A Day In The Life of an International Affairs Program Assistant at a small, progressive New York think tank:
9 am–10 am: Sneak in and hope my boss hasn’t arrived yet. 10 am–11 am: Check email for urgent issues and read up on news. Staying extremely well-informed is an important part of the job. If you aren’t aware of new developments, it can be very embarrassing.
1 pm–2 pm: Eat lunch with various co-workers. My boss is (in)famous for taking expensive 2 hour lunches, but I have to budget my $28,000 salary. I’m always careful what I say. In this field, pride and power are closely-guarded, and office politics can get insane.
3 pm–4 pm: I get to attend meetings at places like the United Nations; through this I sometimes meet international political VIPs. But I’ve also put in time at the copying machine.
4 pm–6 pm: If I’m lucky, as the day winds down I can find time to work on my own freelance writing—op-ed style articles.
Afterwards: Call it a day. Everyday as I leave my office I’m happy I turned down an i-Banking job. Here, I get to feel like I’m doing my little part, though the rewards aren’t always immediate.
A Week In The Life of an intern at the Peggy Guggenheim Museum Venice, Italy
Sunday: Before the iron gates to the Palazzo can open each morning, everything in the museum must be immaculate.
Monday: There are public talks each day on artistic movements and specific works. Today I am giving a presentation on my favorite painting in the collection, a 1944 work by Arshile Gorky.
Tuesday: Everyone is free because the museum is closed! So at night, several of us settle down in Campo Santa Margherita with a Venetian cocktail–this generally succeeds in erasing any cultural or linguistic differences within the group.

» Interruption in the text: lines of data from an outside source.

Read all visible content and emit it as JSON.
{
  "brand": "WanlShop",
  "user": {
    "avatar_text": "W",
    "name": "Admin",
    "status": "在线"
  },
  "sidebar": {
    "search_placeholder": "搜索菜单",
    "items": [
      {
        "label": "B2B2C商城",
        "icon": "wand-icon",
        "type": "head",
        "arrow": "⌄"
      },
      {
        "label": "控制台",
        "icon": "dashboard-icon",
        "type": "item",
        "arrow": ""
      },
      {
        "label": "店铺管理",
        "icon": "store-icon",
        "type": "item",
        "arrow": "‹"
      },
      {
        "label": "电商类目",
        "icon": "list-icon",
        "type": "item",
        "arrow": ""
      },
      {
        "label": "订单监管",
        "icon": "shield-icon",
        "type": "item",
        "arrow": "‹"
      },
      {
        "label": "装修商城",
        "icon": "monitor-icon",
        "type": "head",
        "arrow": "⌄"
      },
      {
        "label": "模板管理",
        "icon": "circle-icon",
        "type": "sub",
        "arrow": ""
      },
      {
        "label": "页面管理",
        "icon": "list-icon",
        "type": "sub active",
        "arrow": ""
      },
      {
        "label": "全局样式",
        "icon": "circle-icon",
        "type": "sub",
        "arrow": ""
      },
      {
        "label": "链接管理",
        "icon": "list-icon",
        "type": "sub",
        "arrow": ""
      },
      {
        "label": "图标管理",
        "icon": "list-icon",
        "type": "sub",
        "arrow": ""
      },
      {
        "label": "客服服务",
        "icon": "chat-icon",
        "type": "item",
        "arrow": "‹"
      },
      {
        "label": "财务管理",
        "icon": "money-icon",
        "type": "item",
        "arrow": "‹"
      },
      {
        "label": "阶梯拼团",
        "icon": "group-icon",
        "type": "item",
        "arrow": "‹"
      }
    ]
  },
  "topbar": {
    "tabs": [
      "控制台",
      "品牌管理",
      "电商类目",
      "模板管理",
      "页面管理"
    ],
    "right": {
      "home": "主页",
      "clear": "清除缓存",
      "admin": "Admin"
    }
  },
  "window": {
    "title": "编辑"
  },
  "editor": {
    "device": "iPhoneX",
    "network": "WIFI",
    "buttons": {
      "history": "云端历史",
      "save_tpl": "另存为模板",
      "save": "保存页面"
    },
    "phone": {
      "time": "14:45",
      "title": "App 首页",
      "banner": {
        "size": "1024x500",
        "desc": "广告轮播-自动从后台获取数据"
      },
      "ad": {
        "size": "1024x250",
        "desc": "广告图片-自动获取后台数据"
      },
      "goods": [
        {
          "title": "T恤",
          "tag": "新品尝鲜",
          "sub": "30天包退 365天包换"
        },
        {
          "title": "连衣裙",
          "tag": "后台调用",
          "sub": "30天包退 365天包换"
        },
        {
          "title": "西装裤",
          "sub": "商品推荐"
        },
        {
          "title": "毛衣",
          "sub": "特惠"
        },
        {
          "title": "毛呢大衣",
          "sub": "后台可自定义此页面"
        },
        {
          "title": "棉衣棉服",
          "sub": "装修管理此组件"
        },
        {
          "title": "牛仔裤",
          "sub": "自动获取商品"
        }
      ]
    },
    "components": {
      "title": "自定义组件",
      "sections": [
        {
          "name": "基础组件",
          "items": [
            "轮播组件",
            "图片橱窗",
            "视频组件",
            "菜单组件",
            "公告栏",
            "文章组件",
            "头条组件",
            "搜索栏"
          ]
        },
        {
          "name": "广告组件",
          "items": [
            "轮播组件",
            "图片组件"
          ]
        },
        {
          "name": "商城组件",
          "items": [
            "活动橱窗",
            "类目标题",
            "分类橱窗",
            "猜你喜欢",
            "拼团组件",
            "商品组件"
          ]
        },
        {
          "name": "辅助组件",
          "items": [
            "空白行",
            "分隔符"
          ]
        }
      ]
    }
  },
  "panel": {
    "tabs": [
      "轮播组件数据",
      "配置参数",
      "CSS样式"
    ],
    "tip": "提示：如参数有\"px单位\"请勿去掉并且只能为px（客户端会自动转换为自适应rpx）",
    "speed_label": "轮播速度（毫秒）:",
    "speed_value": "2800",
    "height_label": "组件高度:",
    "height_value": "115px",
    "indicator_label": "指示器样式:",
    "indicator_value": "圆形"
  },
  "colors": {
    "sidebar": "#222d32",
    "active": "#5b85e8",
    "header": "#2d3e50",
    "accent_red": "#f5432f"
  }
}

Wednesday: Today I’m working in the ticket office, and it’s “Venetian Week,” so all the locals get in free. This makes for a jovial atmosphere, until I try telling a Venetian woman to leave her Fendi bag in the cloakroom.
Thursday: The piercing siren at 8 a.m. tells me that there’s acqua alta (flooding) today. I trudge to work in my rubber boots. After hours, the Guggenheim conservator lectures on Picasso’s paintings techniques. When he removes the protective glass from two early canvases, I learn more in two hours than I did in any college lecture.
Friday & Saturday: Working four days a week allows for a fair amount of travel. This weekend I am off to fair Verona, to feel real earth under my feet for the first time in weeks!
6 Months in the Life of a Jetsetter Around the World
June: I spend a month post-graduation sampling the various culinary offerings of Argentina (steak), Chile (wine) and Peru (llama) with some friends. Then, after realizing that living at home is not nearly as fun or rewarding as going to college was, I move across the country on a whim.
August: I wind up in San Francisco, where I know about three people, and get a job working at an organic produce market in the city’s famous Ferry Building. Though a great learning experience—I am now well-versed in the minutiae of heirloom tomatoes—I quit after a month.
September: Work behind the front desk at a gym in San Francisco’s financial district checking ID cards, and selling protein shakes and energy bars.
Perks: besides getting a free gym membership, every towel I hand out reminds me why I spent hours in the library writing papers and studying for exams.
March: Go to Europe to play for the Brussels Kangaroos, a baseball team in the Belgian first division as one of only three or four foreign players on the team—the rest are native Belgians. In addition to playing for the Kangaroos, I help coach younger players in the Kangaroos’ developmental system. In sum, amazing experiences are what I am interested in at this point in time. So for now my plan is to put aside real-world plans and see what happens. It’s worked so far.